The clock hand only stops its sweep when it encounters a page frame that is both unreferenced and clean.
This scheme (modified clock replacement) is typical of modern virtual memory operating systems. This scheme requires minimal hardware support and yet delivers performance comparable to LRU replacement.
If the computer does not include hardware to record the fact that a page is dirty, this may be done by software by marking clean pages as read-only. When a write operation is made to a read-only page, the resulting soft page fault marks the page as read-write, which is interpreted to mean that it is a dirty page.
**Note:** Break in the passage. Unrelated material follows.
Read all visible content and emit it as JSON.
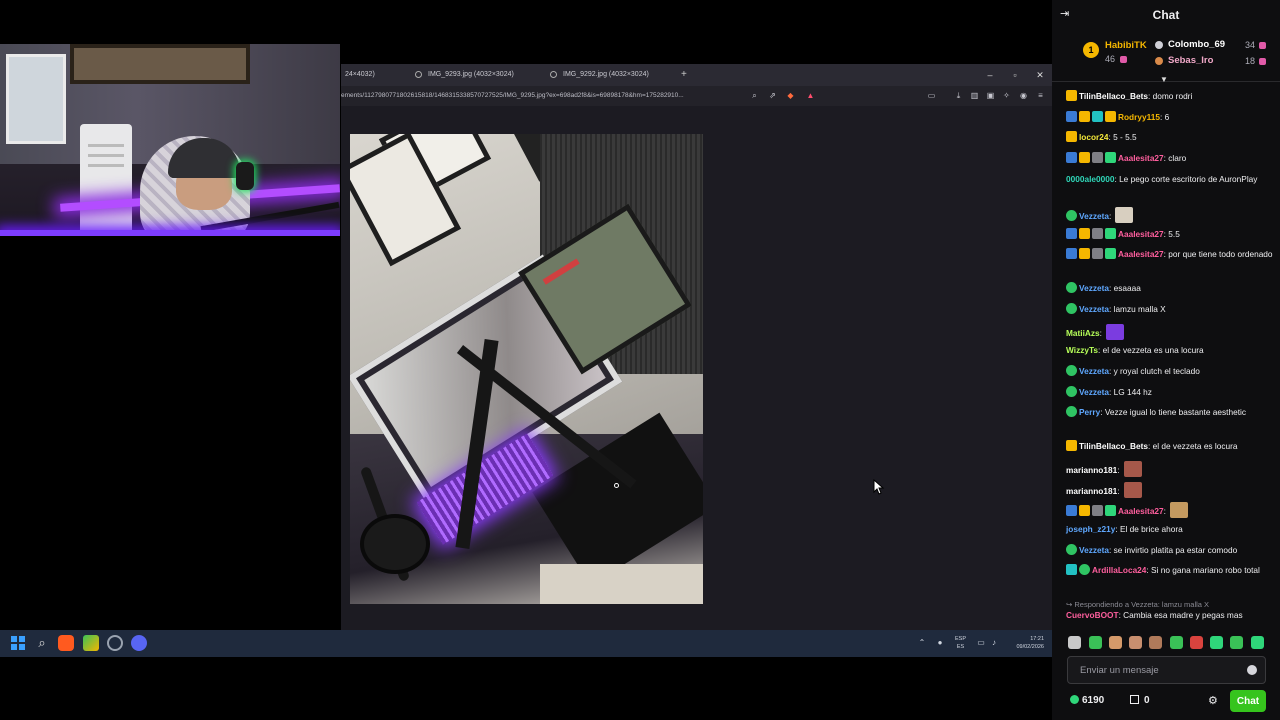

Some implementations of such schemes are enhanced with anticipatory paging -- for example, when there is a page fault for page i, they might bring in pages i, i+1 and i+2. This assumes that a program that references page i is highly likely to use the following pages. Since this assumption is not always a good one, such systems usually provide a way to turn off the anticipation logic in the page replacement algorithm. Anticipatory paging works very well for programs that use numerous large arrays and it provides few benefits for programs dominated by complex linked lists jumbled into the heap.
Exercise: Outline a procedure to be called from the page-fault service routine that will search the set of page frames and select a page to replace. Do this for the simple clock algorithm, the clock algorithm with clean-dirty page management, and each of the above with memory management unit hardware that does not mark used and dirty pages. Before you do this, you may want to solve the following:
Subsidiary Exercise: What are the states of a page-frame.
Subsidiary Exercise: The clock algorithm cyclicaly sweeps through the table of all page frames. This is not the same as the address map of the virtual address space! Describe the relationship between these two data structures!